Here’s a free competitive analysis template crafted by experts at Contify, to make things easier for you. All you have to do is just fill in information and your competitive analysis is ready! 

How to leverage the insights gleaned from a competitive analysis?

A competitive analysis is only useful if you know how to glean insights from it. Insights that will help empower your organization across sales, marketing, product development, the C-suite, in order to effectively differentiate your product or service. Here’s some tips:

1. Establish key takeaways for every insight

As an example, during your competitor analysis, let’s say you find out that your competitor XYZ has a really strong customer support team, and they highlight this heavily in their positioning. This information in itself, isn’t useful. Now, you dig deeper and find out that the ease of use of their product is really bad. Connect these two pieces together, and you have a key takeaway. They’re doubling down on customer support because they know their ease of use is abysmal. This key takeaway can be used by your sales teams in future conversations with a prospect. 

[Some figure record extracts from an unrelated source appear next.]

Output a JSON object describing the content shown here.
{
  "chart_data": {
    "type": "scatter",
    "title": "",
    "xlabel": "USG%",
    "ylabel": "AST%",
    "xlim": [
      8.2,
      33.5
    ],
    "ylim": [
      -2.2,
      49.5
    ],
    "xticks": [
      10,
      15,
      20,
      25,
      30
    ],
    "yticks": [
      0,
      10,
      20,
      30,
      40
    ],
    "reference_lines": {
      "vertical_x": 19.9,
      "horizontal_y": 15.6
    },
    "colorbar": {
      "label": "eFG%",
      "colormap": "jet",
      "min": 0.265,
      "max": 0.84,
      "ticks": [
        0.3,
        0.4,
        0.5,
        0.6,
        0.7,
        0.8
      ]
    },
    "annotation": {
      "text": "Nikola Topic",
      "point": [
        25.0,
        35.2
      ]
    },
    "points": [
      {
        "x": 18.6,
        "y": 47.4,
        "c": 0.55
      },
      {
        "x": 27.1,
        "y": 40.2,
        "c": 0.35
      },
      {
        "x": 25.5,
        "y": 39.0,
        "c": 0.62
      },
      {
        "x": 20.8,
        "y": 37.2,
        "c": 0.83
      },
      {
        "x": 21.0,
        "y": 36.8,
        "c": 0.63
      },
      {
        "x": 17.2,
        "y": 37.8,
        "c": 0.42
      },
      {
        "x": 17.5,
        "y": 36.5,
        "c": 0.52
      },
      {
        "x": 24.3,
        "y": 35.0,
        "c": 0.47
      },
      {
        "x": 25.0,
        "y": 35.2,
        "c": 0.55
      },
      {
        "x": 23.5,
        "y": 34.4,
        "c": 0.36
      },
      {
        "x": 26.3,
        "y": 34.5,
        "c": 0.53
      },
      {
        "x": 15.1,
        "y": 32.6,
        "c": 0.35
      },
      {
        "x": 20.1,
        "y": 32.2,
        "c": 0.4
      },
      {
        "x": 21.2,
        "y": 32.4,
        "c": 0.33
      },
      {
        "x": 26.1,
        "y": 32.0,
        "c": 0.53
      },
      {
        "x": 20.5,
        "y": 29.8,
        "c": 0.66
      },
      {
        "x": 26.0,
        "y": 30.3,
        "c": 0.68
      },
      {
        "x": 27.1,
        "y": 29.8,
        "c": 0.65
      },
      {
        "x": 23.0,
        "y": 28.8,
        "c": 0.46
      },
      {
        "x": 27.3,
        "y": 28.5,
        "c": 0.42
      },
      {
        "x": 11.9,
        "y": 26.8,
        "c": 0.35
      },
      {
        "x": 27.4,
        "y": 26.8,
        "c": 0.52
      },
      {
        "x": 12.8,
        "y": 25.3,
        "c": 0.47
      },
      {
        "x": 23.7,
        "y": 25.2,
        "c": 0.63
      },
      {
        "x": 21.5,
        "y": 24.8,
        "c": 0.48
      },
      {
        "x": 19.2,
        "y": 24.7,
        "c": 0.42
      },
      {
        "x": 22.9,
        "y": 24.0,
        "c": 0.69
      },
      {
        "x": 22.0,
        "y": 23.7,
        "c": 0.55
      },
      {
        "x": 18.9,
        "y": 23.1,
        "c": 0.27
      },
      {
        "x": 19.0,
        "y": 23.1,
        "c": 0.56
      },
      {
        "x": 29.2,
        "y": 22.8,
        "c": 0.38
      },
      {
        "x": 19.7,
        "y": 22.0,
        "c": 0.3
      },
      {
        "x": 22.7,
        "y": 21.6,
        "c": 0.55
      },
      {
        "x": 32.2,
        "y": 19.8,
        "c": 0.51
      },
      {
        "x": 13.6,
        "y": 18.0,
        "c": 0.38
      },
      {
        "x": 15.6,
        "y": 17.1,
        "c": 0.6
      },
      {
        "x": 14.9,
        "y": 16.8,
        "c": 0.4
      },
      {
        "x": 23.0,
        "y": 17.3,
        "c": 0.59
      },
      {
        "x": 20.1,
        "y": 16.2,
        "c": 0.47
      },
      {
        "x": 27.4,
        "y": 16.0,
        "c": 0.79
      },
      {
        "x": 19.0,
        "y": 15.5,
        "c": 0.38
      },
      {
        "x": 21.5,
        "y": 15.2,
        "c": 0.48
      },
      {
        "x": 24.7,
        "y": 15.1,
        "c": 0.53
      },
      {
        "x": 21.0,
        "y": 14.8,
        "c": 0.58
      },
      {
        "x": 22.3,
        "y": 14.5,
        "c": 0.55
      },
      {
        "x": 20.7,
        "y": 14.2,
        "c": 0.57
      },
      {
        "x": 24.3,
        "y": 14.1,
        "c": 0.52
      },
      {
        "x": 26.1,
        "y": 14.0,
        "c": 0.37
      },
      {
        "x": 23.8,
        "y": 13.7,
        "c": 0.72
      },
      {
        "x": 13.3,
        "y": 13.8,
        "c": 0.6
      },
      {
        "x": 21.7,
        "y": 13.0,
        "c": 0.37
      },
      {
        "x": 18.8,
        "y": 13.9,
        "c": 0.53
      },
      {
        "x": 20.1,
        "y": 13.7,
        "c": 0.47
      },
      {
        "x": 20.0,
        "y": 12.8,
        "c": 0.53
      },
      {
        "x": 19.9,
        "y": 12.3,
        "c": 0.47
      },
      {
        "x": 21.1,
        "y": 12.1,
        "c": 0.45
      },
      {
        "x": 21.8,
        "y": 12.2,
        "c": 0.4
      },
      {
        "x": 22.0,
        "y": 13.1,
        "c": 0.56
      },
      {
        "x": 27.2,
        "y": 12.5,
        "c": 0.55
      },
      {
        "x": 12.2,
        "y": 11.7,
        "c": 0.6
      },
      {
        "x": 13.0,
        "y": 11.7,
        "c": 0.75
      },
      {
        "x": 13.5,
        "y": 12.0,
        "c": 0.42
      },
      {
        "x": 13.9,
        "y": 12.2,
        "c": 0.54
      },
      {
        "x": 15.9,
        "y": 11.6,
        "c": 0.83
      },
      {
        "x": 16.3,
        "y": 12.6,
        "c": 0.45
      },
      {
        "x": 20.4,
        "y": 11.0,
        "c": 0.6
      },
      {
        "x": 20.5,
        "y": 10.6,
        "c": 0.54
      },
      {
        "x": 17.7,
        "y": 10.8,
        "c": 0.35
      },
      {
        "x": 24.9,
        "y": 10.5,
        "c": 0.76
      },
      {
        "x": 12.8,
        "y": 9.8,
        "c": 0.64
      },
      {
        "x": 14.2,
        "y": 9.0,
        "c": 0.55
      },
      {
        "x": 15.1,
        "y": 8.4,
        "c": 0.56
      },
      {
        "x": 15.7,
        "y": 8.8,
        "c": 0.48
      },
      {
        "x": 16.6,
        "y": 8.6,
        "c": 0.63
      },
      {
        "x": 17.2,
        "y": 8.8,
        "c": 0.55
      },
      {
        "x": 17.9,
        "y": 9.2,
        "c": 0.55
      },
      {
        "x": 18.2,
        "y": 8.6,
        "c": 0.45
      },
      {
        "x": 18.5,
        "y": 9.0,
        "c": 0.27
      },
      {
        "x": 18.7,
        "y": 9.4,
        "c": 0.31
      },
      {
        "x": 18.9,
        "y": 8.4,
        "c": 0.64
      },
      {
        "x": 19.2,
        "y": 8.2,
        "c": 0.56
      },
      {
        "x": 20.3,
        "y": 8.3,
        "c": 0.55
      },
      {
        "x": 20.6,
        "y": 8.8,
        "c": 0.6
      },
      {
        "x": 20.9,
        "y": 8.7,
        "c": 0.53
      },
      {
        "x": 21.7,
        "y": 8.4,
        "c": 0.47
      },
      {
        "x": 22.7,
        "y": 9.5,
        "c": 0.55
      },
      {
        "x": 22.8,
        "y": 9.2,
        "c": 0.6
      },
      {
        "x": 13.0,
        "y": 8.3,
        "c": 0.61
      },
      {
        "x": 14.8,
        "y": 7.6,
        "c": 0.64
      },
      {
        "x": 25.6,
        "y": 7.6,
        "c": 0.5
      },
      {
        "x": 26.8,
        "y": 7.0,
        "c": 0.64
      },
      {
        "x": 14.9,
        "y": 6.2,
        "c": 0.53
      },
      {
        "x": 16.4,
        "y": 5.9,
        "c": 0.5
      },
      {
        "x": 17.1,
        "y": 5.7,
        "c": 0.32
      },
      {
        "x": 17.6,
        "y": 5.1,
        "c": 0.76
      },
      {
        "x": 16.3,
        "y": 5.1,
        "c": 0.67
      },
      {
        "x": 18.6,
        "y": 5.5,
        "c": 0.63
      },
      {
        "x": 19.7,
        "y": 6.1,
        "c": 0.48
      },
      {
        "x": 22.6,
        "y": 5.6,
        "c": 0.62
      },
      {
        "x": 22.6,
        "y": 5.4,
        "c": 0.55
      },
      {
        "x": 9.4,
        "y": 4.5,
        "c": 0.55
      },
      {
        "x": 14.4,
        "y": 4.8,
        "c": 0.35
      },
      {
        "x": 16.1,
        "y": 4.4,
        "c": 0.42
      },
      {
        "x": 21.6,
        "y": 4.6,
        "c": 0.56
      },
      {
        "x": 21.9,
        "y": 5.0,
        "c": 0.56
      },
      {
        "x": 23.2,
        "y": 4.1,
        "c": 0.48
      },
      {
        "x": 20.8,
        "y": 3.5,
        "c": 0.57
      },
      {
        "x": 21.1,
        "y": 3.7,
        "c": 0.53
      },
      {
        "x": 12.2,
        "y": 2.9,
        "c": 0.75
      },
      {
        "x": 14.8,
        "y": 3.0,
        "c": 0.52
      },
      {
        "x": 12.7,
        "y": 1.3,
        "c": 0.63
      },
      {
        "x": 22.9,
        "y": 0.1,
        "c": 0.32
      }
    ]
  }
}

2. Distribute and centralize key takeaways

Unless you ensure that the right information gets in front of the right people in a timely manner, it’s pretty much useless. Sure, you could distribute this information to key stakeholders using emails or in meetings, but insights can easily get lost in emails. This is especially true for key stakeholders who receive a ton of emails everyday. As for meetings, what’s the last time you remember you actually used a piece of information discussed in a meeting? 

Which is why, it is a good idea to centralize key insights from your competitive analysis, and create a single source of truth that your colleagues can access whenever necessary. A competitive intelligence software can be a handy tool to do that, and can even distribute said insights in various formats such as alerts, reports or newsletters, depending on the preference of the stakeholders. 

3. Act on the key takeaways

Even when you’ve listed key takeaways in your competitive analysis, sometimes the stakeholders may not know what to do with them. Key stakeholders in an organization are fairly busy people, which is why it is a good idea to suggest action items along with key takeaways. For example, “…there is whitespace in our competitor’s content marketing, let’s capitalize on that by writing content on this topic they’ve missed.”